News

Plan B to see Fowler in court

Wednesday 8th of April 2009

Fowler, who merged his Strategic Asset Management (SAM) advisory business with Plan B in 2006, broke away from the group late in 2008 for unspecified reasons.

Plan B claimed Fowler has contacted former clients following his departure from the firm, breaking the 2006 contract between the parties.

In a March 2009 court document it says: “The plaintiff [Plan B] alleges that Mr Fowler has solicited the plaintiff’s clients in breach of [a non-solicitation] clause... and claims injunctive relief as well as damages.”

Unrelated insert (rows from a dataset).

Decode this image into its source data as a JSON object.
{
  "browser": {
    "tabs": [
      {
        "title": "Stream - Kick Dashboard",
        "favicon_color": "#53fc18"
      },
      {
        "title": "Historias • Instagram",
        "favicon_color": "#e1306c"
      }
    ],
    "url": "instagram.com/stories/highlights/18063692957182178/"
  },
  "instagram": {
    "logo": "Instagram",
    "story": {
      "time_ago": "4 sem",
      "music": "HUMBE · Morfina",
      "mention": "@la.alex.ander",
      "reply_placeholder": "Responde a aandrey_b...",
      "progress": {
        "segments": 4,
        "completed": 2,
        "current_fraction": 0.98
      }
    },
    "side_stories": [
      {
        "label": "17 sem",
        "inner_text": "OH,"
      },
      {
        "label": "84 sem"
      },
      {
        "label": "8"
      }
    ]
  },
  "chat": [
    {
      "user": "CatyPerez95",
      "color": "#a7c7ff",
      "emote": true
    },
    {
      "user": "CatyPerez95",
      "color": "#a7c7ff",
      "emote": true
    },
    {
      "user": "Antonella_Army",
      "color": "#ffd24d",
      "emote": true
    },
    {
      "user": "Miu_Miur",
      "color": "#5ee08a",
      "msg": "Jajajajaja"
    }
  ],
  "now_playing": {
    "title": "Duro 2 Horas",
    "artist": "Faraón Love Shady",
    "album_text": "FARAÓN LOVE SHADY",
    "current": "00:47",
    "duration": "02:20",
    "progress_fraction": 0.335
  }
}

In December Plan B was granted a temporary injunction against Fowler barring him from contacting former clients.

A hearing has been set down for May 20 this year to deal with the substantive issues.

In September 2006 Plan B paid A$3.65 million, including A$1.17 million in cash and A$2.47 million in scrip, for the remaining 75% of SAM. Plan B originally took a 25% stake in SAM in 2005. In the group's 2008 financial year accounts, SAM was valued at just over A$5 million.

In September 2006 Plan B also bought Rutherford Rede (Northland) for approximately A$2 million, merging it with SAM.

The Plan B accounts for the six months to the end of December 2008 include a $377,000 impairment in goodwill for the New Zealand business.

Fowler told Good Returns the fall-out with Plan B had been a “disappointing experience... we had differences of view”.

Since splitting with Plan B, Fowler has set up a new company which he said would operate under the Strategic Wealth Management banner.

In February this year Plan B took a majority stake in a Melbourne firm, unrelated to Fowler's, called Strategic Financial Management.

Plan B said it was not able to comment on the Fowler court case for legal reasons.